Not even Pokémon is exempt from the controversies surrounding AI benchmarking. Recently, a post on social media platform X gained significant attention, claiming that Google’s latest Gemini model outperformed Anthropic’s flagship Claude model within the original Pokémon video game trilogy. According to reports, Gemini had advanced to Lavender Town during a developer’s Twitch stream, while Claude was still at Mount Moon as of late February.
The post that highlighted Gemini’s progress did not mention that Gemini had a unique advantage. Reddit users noted that the developer managing the Gemini stream had implemented a custom minimap, which assists the model in identifying in-game “tiles,” such as cuttable trees. This feature reduces the necessity for Gemini to analyze screenshots before executing gameplay decisions.
Although using Pokémon as an AI benchmark is not considered a highly informative test of a model’s capabilities, it serves as an example of how varying implementations of a benchmark can impact the results.
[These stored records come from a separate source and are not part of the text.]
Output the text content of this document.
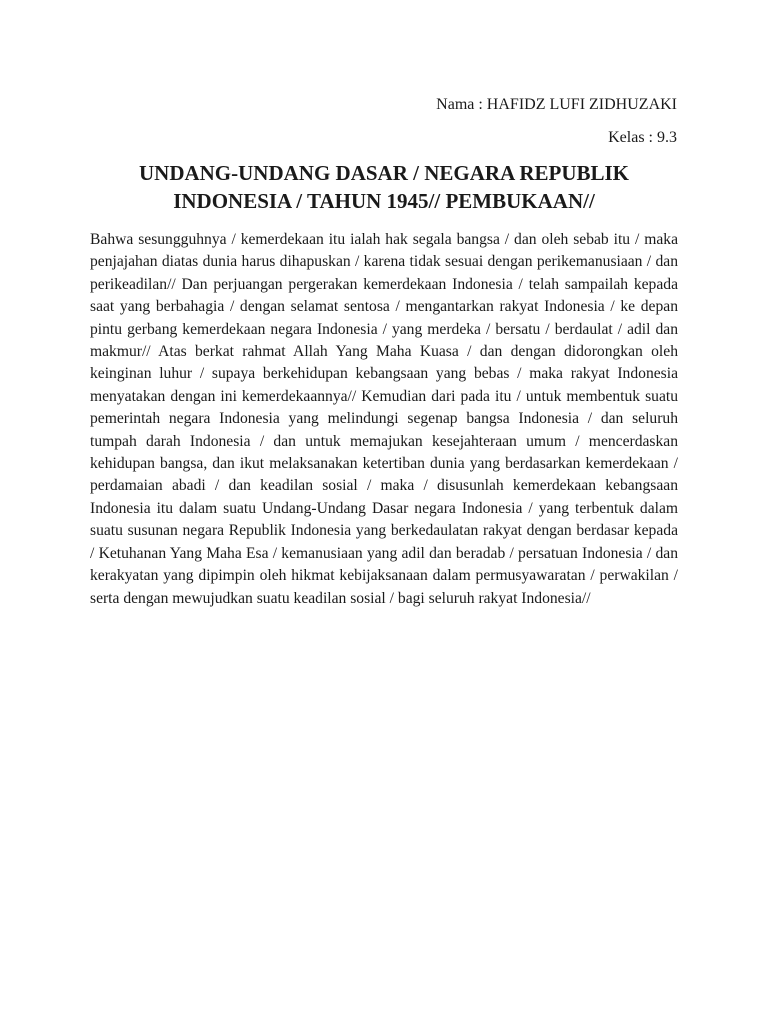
Nama : HAFIDZ LUFI ZIDHUZAKI
Kelas : 9.3
UNDANG-UNDANG DASAR / NEGARA REPUBLIK
INDONESIA / TAHUN 1945// PEMBUKAAN//

Bahwa sesungguhnya / kemerdekaan itu ialah hak segala bangsa / dan oleh sebab itu / maka penjajahan diatas dunia harus dihapuskan / karena tidak sesuai dengan perikemanusiaan / dan perikeadilan// Dan perjuangan pergerakan kemerdekaan Indonesia / telah sampailah kepada saat yang berbahagia / dengan selamat sentosa / mengantarkan rakyat Indonesia / ke depan pintu gerbang kemerdekaan negara Indonesia / yang merdeka / bersatu / berdaulat / adil dan makmur// Atas berkat rahmat Allah Yang Maha Kuasa / dan dengan didorongkan oleh keinginan luhur / supaya berkehidupan kebangsaan yang bebas / maka rakyat Indonesia menyatakan dengan ini kemerdekaannya// Kemudian dari pada itu / untuk membentuk suatu pemerintah negara Indonesia yang melindungi segenap bangsa Indonesia / dan seluruh tumpah darah Indonesia / dan untuk memajukan kesejahteraan umum / mencerdaskan kehidupan bangsa, dan ikut melaksanakan ketertiban dunia yang berdasarkan kemerdekaan / perdamaian abadi / dan keadilan sosial / maka / disusunlah kemerdekaan kebangsaan Indonesia itu dalam suatu Undang-Undang Dasar negara Indonesia / yang terbentuk dalam suatu susunan negara Republik Indonesia yang berkedaulatan rakyat dengan berdasar kepada / Ketuhanan Yang Maha Esa / kemanusiaan yang adil dan beradab / persatuan Indonesia / dan kerakyatan yang dipimpin oleh hikmat kebijaksanaan dalam permusyawaratan / perwakilan / serta dengan mewujudkan suatu keadilan sosial / bagi seluruh rakyat Indonesia//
For instance, Anthropic reported two different scores for its latest Anthropic 3.7 Sonnet model on the benchmark SWE-bench Verified, intended to assess a model’s coding abilities. The Claude 3.7 Sonnet attained 62.3% accuracy on SWE-bench Verified, but reached 70.3% accuracy when using a “custom scaffold” developed by Anthropic.
Moreover, Meta fine-tuned a version of its new model, Llama 4 Maverick, to perform effectively on a specific benchmark, LM Arena. In contrast, the vanilla version of the model scored significantly lower on the same evaluation.
Considering that AI benchmarks, including Pokémon, are imperfect measures, the introduction of custom and non-standard implementations complicates the comparison of models. Consequently, it appears unlikely that assessing and comparing models will become simpler as they continue to be released.